Several business groups have criticized the Senate tax plan, arguing it doesn’t provide enough relief to businesses, particularly larger ones. Soon after Bonnen unveiled his tax cut plan Wednesday, Texas Association of Business President Bill Hammond praised it.
“The House tax cut plan will benefit all Texas citizens and businesses,” Hammond said in a statement. “It is fair, balanced, and is a winner for everyone.”
Texas voters, particularly those who participate in Republican primaries, have expressed more frustration over local property taxes than the state’s sales tax. Lt. Gov. Dan Patrick made implementing property tax cuts a centerpiece of his successful campaign to unseat David Dewhurst. Bonnen said he believed Republican primary voters would be happy that lawmakers were debating what taxes to cut so vigorously.

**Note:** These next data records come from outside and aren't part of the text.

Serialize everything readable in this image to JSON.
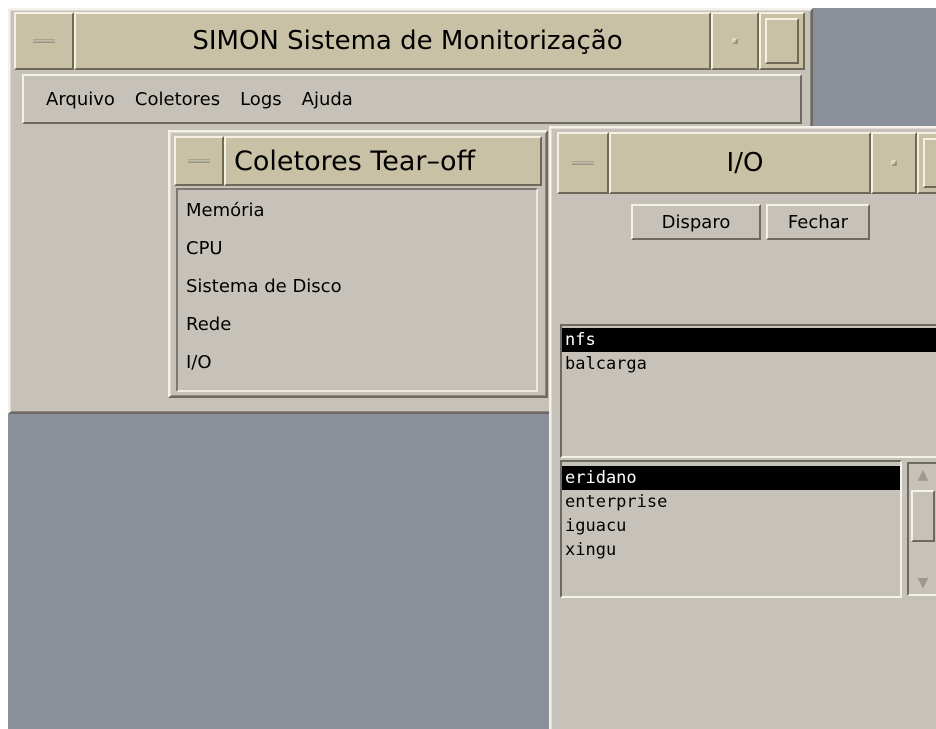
{
  "main_window": {
    "title": "SIMON Sistema de Monitorização",
    "menu": [
      "Arquivo",
      "Coletores",
      "Logs",
      "Ajuda"
    ]
  },
  "tearoff_window": {
    "title": "Coletores Tear–off",
    "items": [
      "Memória",
      "CPU",
      "Sistema de Disco",
      "Rede",
      "I/O"
    ]
  },
  "io_window": {
    "title": "I/O",
    "buttons": {
      "trigger": "Disparo",
      "close": "Fechar"
    },
    "list1": {
      "items": [
        "nfs",
        "balcarga"
      ],
      "selected": "nfs"
    },
    "list2": {
      "items": [
        "eridano",
        "enterprise",
        "iguacu",
        "xingu"
      ],
      "selected": "eridano"
    }
  },
  "icons": [
    "window-menu-icon",
    "minimize-icon",
    "maximize-icon",
    "scroll-up-arrow-icon",
    "scroll-down-arrow-icon"
  ],
  "colors": {
    "desktop": "#8a909a",
    "window_bg": "#c6c2b9",
    "titlebar": "#c8c1a5",
    "selection": "#000000"
  }
}
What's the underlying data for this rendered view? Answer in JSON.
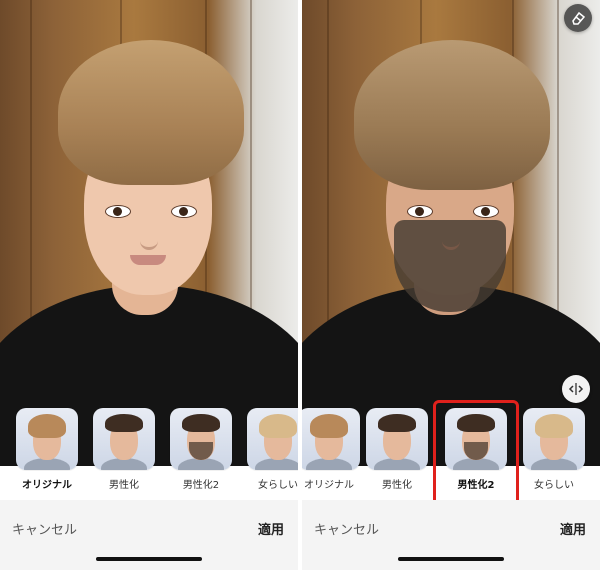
{
  "left_panel": {
    "filters": [
      {
        "label": "オリジナル",
        "selected": true
      },
      {
        "label": "男性化",
        "selected": false
      },
      {
        "label": "男性化2",
        "selected": false
      },
      {
        "label": "女らしい",
        "selected": false
      }
    ],
    "bottom_bar": {
      "cancel_label": "キャンセル",
      "apply_label": "適用"
    }
  },
  "right_panel": {
    "filters": [
      {
        "label": "オリジナル",
        "selected": false
      },
      {
        "label": "男性化",
        "selected": false
      },
      {
        "label": "男性化2",
        "selected": true
      },
      {
        "label": "女らしい",
        "selected": false
      }
    ],
    "bottom_bar": {
      "cancel_label": "キャンセル",
      "apply_label": "適用"
    },
    "icons": {
      "top_right": "eraser-icon",
      "compare": "compare-arrows-icon"
    }
  },
  "colors": {
    "highlight": "#e0211c",
    "bottom_bar": "#f4f4f4",
    "text": "#333333"
  }
}
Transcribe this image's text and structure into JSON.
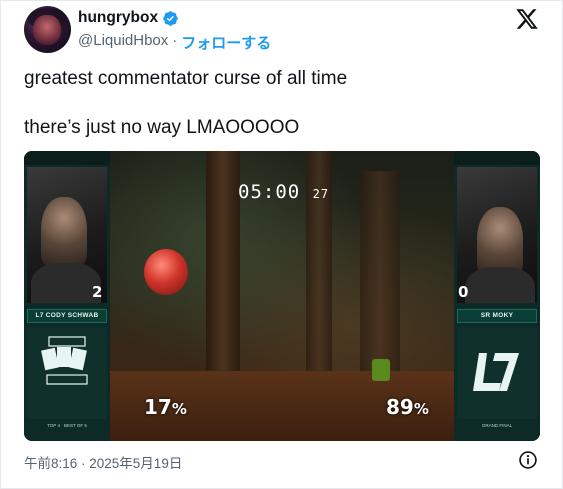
{
  "author": {
    "display_name": "hungrybox",
    "handle": "@LiquidHbox",
    "separator": "·",
    "follow_label": "フォローする",
    "verified_color": "#1d9bf0"
  },
  "tweet": {
    "line1": "greatest commentator curse of all time",
    "line2": "there’s just no way LMAOOOOO"
  },
  "media": {
    "timer_main": "05:00",
    "timer_ms": "27",
    "left_player": {
      "score": "2",
      "name": "L7 CODY SCHWAB",
      "percent": "17",
      "sub": "TOP 4 · BEST OF 5"
    },
    "right_player": {
      "score": "0",
      "name": "SR MOKY",
      "percent": "89",
      "sub": "GRAND FINAL"
    },
    "percent_symbol": "%",
    "accent_color": "#0e2a26"
  },
  "footer": {
    "timestamp": "午前8:16 · 2025年5月19日"
  }
}
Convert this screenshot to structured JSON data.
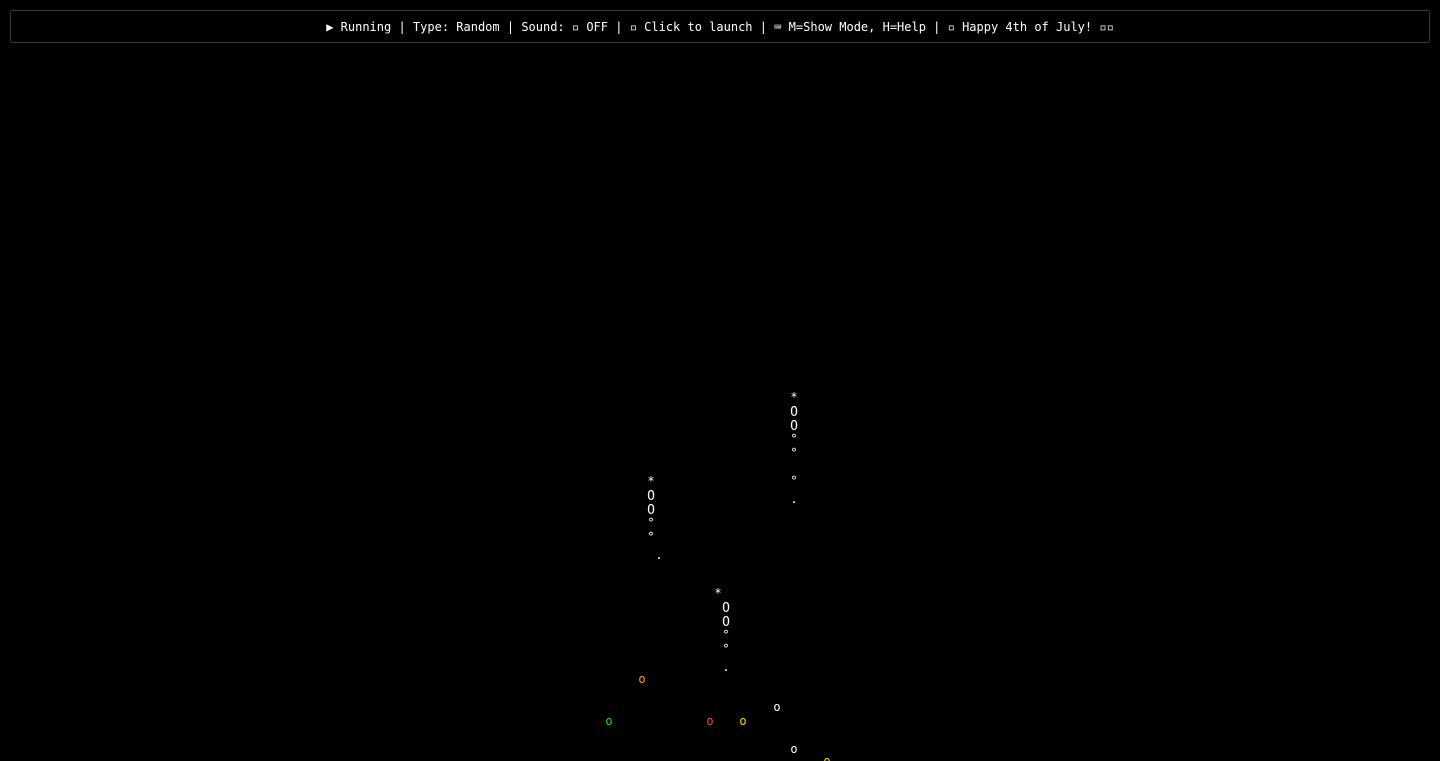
{
  "status_bar": {
    "run_icon": "▶",
    "run_state": "Running",
    "sep": " | ",
    "type_text": "Type: Random",
    "sound_text": "Sound: ▫ OFF",
    "launch_text": "▫ Click to launch",
    "keys_text": "⌨ M=Show Mode, H=Help",
    "greeting_text": "▫ Happy 4th of July! ▫▫"
  },
  "colors": {
    "background": "#000000",
    "text": "#ffffff",
    "border": "#3a3a3a",
    "yellow": "#ffd700",
    "orange": "#ffa500",
    "red": "#ff4444",
    "green": "#22dd22"
  },
  "scene": {
    "rockets": [
      {
        "trail": [
          "*",
          "O",
          "O",
          "°",
          "°",
          "°",
          "."
        ]
      },
      {
        "trail": [
          "*",
          "O",
          "O",
          "°",
          "°",
          "."
        ]
      },
      {
        "trail": [
          "*",
          "O",
          "O",
          "°",
          "°",
          "."
        ]
      }
    ],
    "sparks": [
      {
        "char": "o",
        "color": "orange"
      },
      {
        "char": "o",
        "color": "green"
      },
      {
        "char": "o",
        "color": "red"
      },
      {
        "char": "o",
        "color": "yellow"
      },
      {
        "char": "o",
        "color": "text"
      },
      {
        "char": "o",
        "color": "text"
      },
      {
        "char": "o",
        "color": "yellow"
      }
    ]
  }
}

“I don’t think anyone is going to get in trouble for cutting one tax over another,” Bonnen said.
After Bonnen’s press conference, Democratic state Reps. Trey Martinez Fischer of San Antonio, Chris Turner of Grand Prairie and Sylvester Turner of Houston discussed Bonnen’s plan, saying it was presumptuous given the state needs that haven’t been addressed. Sylvester Turner said he first heard about details of Bonnen’s plan at Wednesday’s news conference and said it was “insulting” that House Democrats were not shown the plan before it was unveiled publicly.
Chris Turner said there were other ways to provide tangible benefits to Texans than tax cuts. “Texans parents would feel the impact if we did the right thing and passed full-day pre-K and funded it,” he said. “They’d feel that.”